What is this, really, some kind of attempt to pacify the angry supporters of Pluto-planethood? Pluto is not Hillary Clinton. The people who came up with this idea (or those who support Pluto as a planet?) could be called Plutons or Plutoids, but the long-established term Dwarf Planet is a more dignified and appropriate term. 1. It's not a made-up word that sounds like it was made by a third-grader, and 2. It contains the word "planet" and is therefore more acceptable to the planet-arians, people who do not want to see these bodies downgraded to non-planets. A dwarf planet is still a planet. Sort of.
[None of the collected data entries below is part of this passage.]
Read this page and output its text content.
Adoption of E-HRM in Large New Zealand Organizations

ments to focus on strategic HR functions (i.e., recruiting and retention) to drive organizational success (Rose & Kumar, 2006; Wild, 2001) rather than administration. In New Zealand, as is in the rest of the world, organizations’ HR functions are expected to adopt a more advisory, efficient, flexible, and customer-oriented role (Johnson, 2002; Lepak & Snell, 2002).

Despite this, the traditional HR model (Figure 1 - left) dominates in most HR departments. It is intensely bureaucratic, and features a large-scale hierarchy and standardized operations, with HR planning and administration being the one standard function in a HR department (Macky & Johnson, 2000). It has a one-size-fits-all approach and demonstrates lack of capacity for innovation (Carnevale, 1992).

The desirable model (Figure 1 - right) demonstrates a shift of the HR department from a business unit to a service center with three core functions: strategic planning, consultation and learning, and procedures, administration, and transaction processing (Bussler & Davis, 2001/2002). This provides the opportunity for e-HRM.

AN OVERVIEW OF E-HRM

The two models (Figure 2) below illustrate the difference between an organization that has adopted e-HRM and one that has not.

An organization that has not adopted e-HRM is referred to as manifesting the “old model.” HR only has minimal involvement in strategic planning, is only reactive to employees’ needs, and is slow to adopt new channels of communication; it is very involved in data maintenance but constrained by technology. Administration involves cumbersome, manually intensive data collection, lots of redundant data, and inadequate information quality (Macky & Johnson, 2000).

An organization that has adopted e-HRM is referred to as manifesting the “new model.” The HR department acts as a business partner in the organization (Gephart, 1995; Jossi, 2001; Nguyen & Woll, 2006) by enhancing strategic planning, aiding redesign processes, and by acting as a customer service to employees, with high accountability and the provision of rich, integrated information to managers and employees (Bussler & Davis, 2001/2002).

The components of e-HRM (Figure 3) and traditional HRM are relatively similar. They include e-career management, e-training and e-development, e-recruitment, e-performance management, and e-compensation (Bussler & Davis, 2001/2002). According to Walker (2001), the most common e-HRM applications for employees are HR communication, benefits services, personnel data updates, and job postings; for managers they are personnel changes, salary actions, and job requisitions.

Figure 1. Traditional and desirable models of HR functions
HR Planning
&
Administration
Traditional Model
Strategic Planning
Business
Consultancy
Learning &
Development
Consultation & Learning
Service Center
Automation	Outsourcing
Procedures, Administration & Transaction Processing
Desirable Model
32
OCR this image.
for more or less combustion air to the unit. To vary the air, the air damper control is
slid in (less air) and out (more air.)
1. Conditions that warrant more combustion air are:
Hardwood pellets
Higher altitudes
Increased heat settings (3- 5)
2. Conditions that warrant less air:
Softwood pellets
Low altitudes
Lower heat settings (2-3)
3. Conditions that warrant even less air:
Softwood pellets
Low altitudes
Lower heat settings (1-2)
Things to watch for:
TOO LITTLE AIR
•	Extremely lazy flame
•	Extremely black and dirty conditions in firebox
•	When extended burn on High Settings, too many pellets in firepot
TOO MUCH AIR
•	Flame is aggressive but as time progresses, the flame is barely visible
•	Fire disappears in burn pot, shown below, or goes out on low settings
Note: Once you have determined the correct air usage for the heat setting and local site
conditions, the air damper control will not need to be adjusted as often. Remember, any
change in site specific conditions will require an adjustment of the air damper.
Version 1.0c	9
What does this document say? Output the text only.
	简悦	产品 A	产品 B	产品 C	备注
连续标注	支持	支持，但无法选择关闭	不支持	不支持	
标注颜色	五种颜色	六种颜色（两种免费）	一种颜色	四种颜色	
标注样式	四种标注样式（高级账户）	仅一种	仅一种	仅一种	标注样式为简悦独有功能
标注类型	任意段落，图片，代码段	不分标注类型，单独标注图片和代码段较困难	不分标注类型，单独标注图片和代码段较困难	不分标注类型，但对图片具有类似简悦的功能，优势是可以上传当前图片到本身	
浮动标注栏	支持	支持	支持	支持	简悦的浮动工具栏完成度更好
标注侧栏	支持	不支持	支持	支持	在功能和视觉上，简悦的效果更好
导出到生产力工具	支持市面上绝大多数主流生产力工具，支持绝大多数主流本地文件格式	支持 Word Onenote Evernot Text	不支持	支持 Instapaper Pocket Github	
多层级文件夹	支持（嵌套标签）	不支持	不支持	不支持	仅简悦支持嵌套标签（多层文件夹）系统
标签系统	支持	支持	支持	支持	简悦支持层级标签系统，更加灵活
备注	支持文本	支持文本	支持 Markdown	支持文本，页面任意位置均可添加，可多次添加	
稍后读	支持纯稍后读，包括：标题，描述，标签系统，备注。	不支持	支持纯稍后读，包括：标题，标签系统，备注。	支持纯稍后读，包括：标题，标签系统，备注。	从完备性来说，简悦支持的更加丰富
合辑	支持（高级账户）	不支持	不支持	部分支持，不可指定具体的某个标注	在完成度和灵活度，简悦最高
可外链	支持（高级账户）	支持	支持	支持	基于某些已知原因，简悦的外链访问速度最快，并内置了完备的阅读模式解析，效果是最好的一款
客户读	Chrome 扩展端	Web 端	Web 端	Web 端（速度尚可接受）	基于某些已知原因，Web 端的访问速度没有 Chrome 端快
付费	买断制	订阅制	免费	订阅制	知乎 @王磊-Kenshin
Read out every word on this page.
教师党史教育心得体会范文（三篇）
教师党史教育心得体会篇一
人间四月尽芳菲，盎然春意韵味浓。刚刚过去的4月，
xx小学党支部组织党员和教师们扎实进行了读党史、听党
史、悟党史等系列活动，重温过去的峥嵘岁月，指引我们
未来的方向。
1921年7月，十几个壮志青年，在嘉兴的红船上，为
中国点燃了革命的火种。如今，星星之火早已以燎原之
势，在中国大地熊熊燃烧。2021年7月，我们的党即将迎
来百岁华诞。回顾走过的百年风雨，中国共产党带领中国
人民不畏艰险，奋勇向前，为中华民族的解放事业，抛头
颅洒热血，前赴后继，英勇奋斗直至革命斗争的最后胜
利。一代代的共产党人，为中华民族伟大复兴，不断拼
Also, imagine the confusion of translating the new made up (and fugly) word into Chinese and hundreds of other languages. Just use words that already exist, like "dwarf" and "planet." Gnome Planet would work, too, but do not consider Fairy Planet, please. Outer Dwarf Planets and Inner Dwarf Planets are possible, to accommodate the problem of Ceres.
I urge others who aspire to one day visit the (outer) dwarf planet Eris to resist! Resist this outrage. Call your local planetarium or university astronomy department to demand that their staff denounce(!) and reject(!) this mercurial decision by the IAU's CSBN and WGPSN. Better yet, go to John Hopkins University Applied Physics Laboratory August 14-16 to lobby the superdelegates. It'll be like Woodstock without the music, the hippies, and the muddy fields, and with astronomers, I promise. Throw pluton into the dustbin of discarded nomenclature. Throw plutoid into the void. This decision will not stand!